Traditional Spend For The Traditional Mind
But, it's not going to be "all digital" with a downturn in the economy. In fact, it follows that budget will flow back into the TV channel as risk averse mindsets in the world of media buying are more comfortable staying with the tried-and-true.
For traditional marketers, all those years of research and GRP buying have led to a clear path of proven results on TV. They may not be the best results, but marketers know what they're getting. So do CFOs. And, nobody (or fewer people) gets fired for buying TV.
Also, scale remains a digital challenge. The Digerati have a hard time providing scale competitive to TV for a short burst, for example. "Time shifting is great, but can you pinpoint a moment in time for me in the future where I'll be able to reach millions?" The traditional marketer who needs scale in a recession will be thinking TV.

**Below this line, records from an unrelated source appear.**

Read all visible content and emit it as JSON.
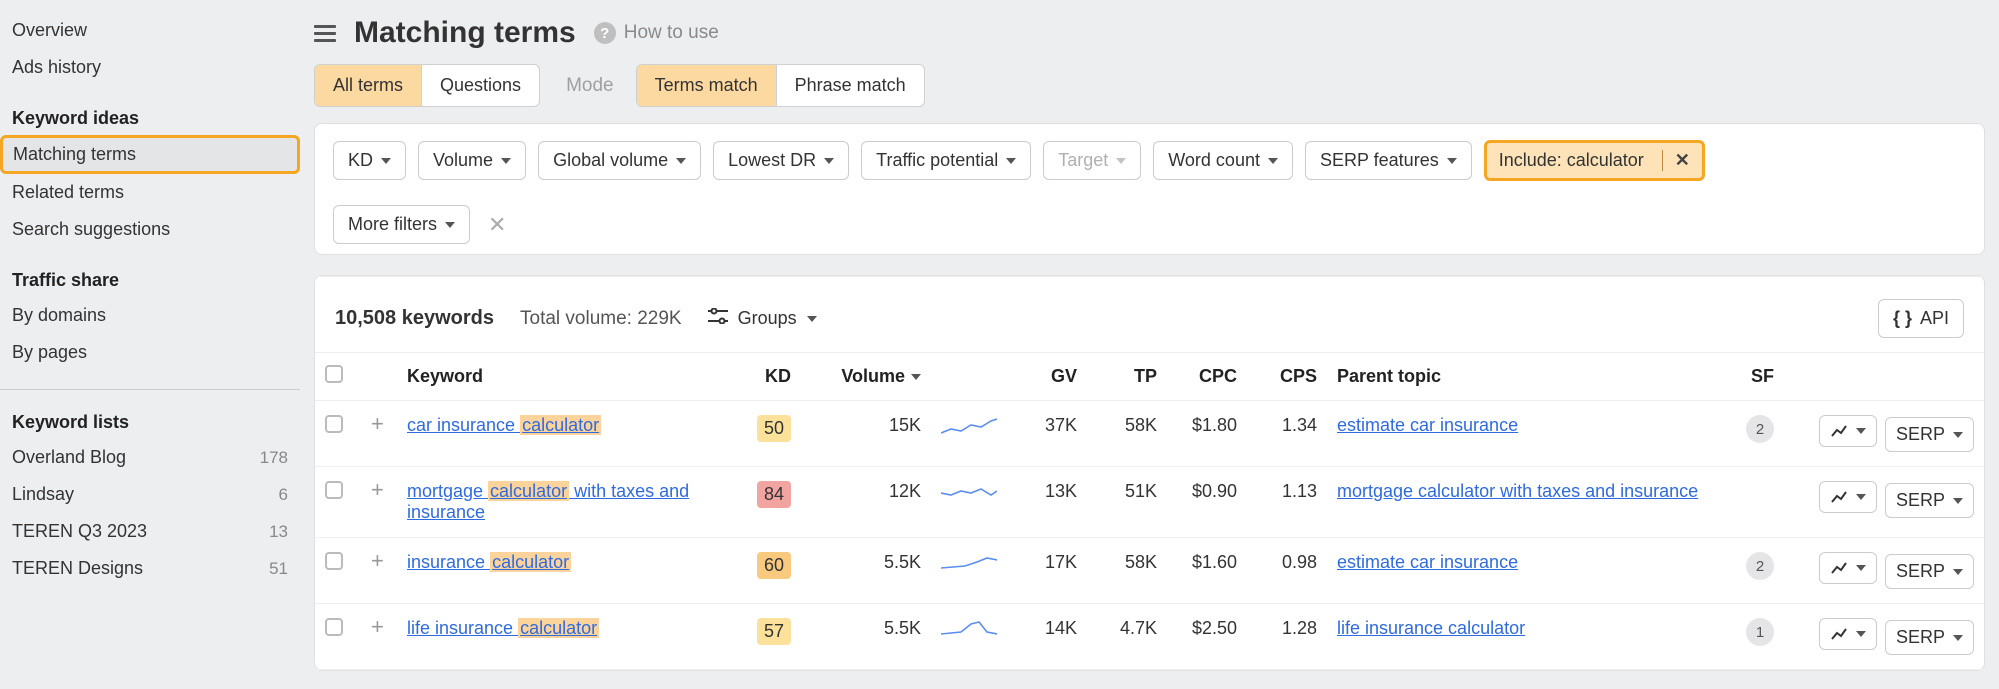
{
  "page": {
    "title": "Matching terms",
    "how_to_use": "How to use"
  },
  "sidebar": {
    "top": [
      {
        "label": "Overview"
      },
      {
        "label": "Ads history"
      }
    ],
    "groups": [
      {
        "heading": "Keyword ideas",
        "items": [
          {
            "label": "Matching terms",
            "active": true
          },
          {
            "label": "Related terms"
          },
          {
            "label": "Search suggestions"
          }
        ]
      },
      {
        "heading": "Traffic share",
        "items": [
          {
            "label": "By domains"
          },
          {
            "label": "By pages"
          }
        ]
      },
      {
        "heading": "Keyword lists",
        "divider_before": true,
        "items": [
          {
            "label": "Overland Blog",
            "count": "178"
          },
          {
            "label": "Lindsay",
            "count": "6"
          },
          {
            "label": "TEREN Q3 2023",
            "count": "13"
          },
          {
            "label": "TEREN Designs",
            "count": "51"
          }
        ]
      }
    ]
  },
  "toggles": {
    "segment1": [
      {
        "label": "All terms",
        "selected": true
      },
      {
        "label": "Questions",
        "selected": false
      }
    ],
    "mode_label": "Mode",
    "segment2": [
      {
        "label": "Terms match",
        "selected": true
      },
      {
        "label": "Phrase match",
        "selected": false
      }
    ]
  },
  "filters": {
    "row1": [
      {
        "label": "KD"
      },
      {
        "label": "Volume"
      },
      {
        "label": "Global volume"
      },
      {
        "label": "Lowest DR"
      },
      {
        "label": "Traffic potential"
      },
      {
        "label": "Target",
        "disabled": true
      },
      {
        "label": "Word count"
      },
      {
        "label": "SERP features"
      },
      {
        "label": "Include: calculator",
        "highlight": true,
        "closable": true
      }
    ],
    "row2": [
      {
        "label": "More filters"
      }
    ]
  },
  "summary": {
    "keywords_count": "10,508 keywords",
    "total_volume": "Total volume: 229K",
    "groups_label": "Groups",
    "api_label": "API"
  },
  "columns": {
    "keyword": "Keyword",
    "kd": "KD",
    "volume": "Volume",
    "gv": "GV",
    "tp": "TP",
    "cpc": "CPC",
    "cps": "CPS",
    "parent": "Parent topic",
    "sf": "SF",
    "serp_btn": "SERP"
  },
  "kd_colors": {
    "50": "#fbe19a",
    "84": "#f2a4a0",
    "60": "#f9c97e",
    "57": "#fbe19a"
  },
  "rows": [
    {
      "keyword_pre": "car insurance ",
      "keyword_hi": "calculator",
      "keyword_post": "",
      "kd": "50",
      "volume": "15K",
      "gv": "37K",
      "tp": "58K",
      "cpc": "$1.80",
      "cps": "1.34",
      "parent": "estimate car insurance",
      "sf": "2",
      "spark": "0,18 10,14 20,16 30,10 40,12 50,6 56,4"
    },
    {
      "keyword_pre": "mortgage ",
      "keyword_hi": "calculator",
      "keyword_post": " with taxes and insurance",
      "kd": "84",
      "volume": "12K",
      "gv": "13K",
      "tp": "51K",
      "cpc": "$0.90",
      "cps": "1.13",
      "parent": "mortgage calculator with taxes and insurance",
      "sf": "",
      "spark": "0,12 10,14 20,10 30,12 40,8 50,14 56,10"
    },
    {
      "keyword_pre": "insurance ",
      "keyword_hi": "calculator",
      "keyword_post": "",
      "kd": "60",
      "volume": "5.5K",
      "gv": "17K",
      "tp": "58K",
      "cpc": "$1.60",
      "cps": "0.98",
      "parent": "estimate car insurance",
      "sf": "2",
      "spark": "0,16 12,15 24,14 36,10 46,6 56,8"
    },
    {
      "keyword_pre": "life insurance ",
      "keyword_hi": "calculator",
      "keyword_post": "",
      "kd": "57",
      "volume": "5.5K",
      "gv": "14K",
      "tp": "4.7K",
      "cpc": "$2.50",
      "cps": "1.28",
      "parent": "life insurance calculator",
      "sf": "1",
      "spark": "0,16 10,15 20,14 30,6 38,4 46,14 56,16"
    }
  ]
}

Brand safety questions linger, too, in digital audience buying for the traditionally-minded marketer. For many, ten or so 30-second TV ads within the known quantity of a single TV program trumps the swirling content of the web except among the most premium content sites with predictable content.
And finally, the "lean back" opportunity of TV remains, in theory, different than the "lean forward" of the PC, mobile, etc. We're in a different state when we watch TV. Some might say we're more willing to watch a commercial as it burbles away on TV as opposed to a PC where the user guides, clicks and scrolls through his or her web experience. And, it's not lost on the marketer that, by and large, only on TV can create an emotional connection with the viewer.
Bad economic times will bring more spend to digital audience buying, but the traditional, TV channel stands to benefit, too. It's the gulf in between which is at risk... you need to prove your ad spend works the old way or the new. No in-between.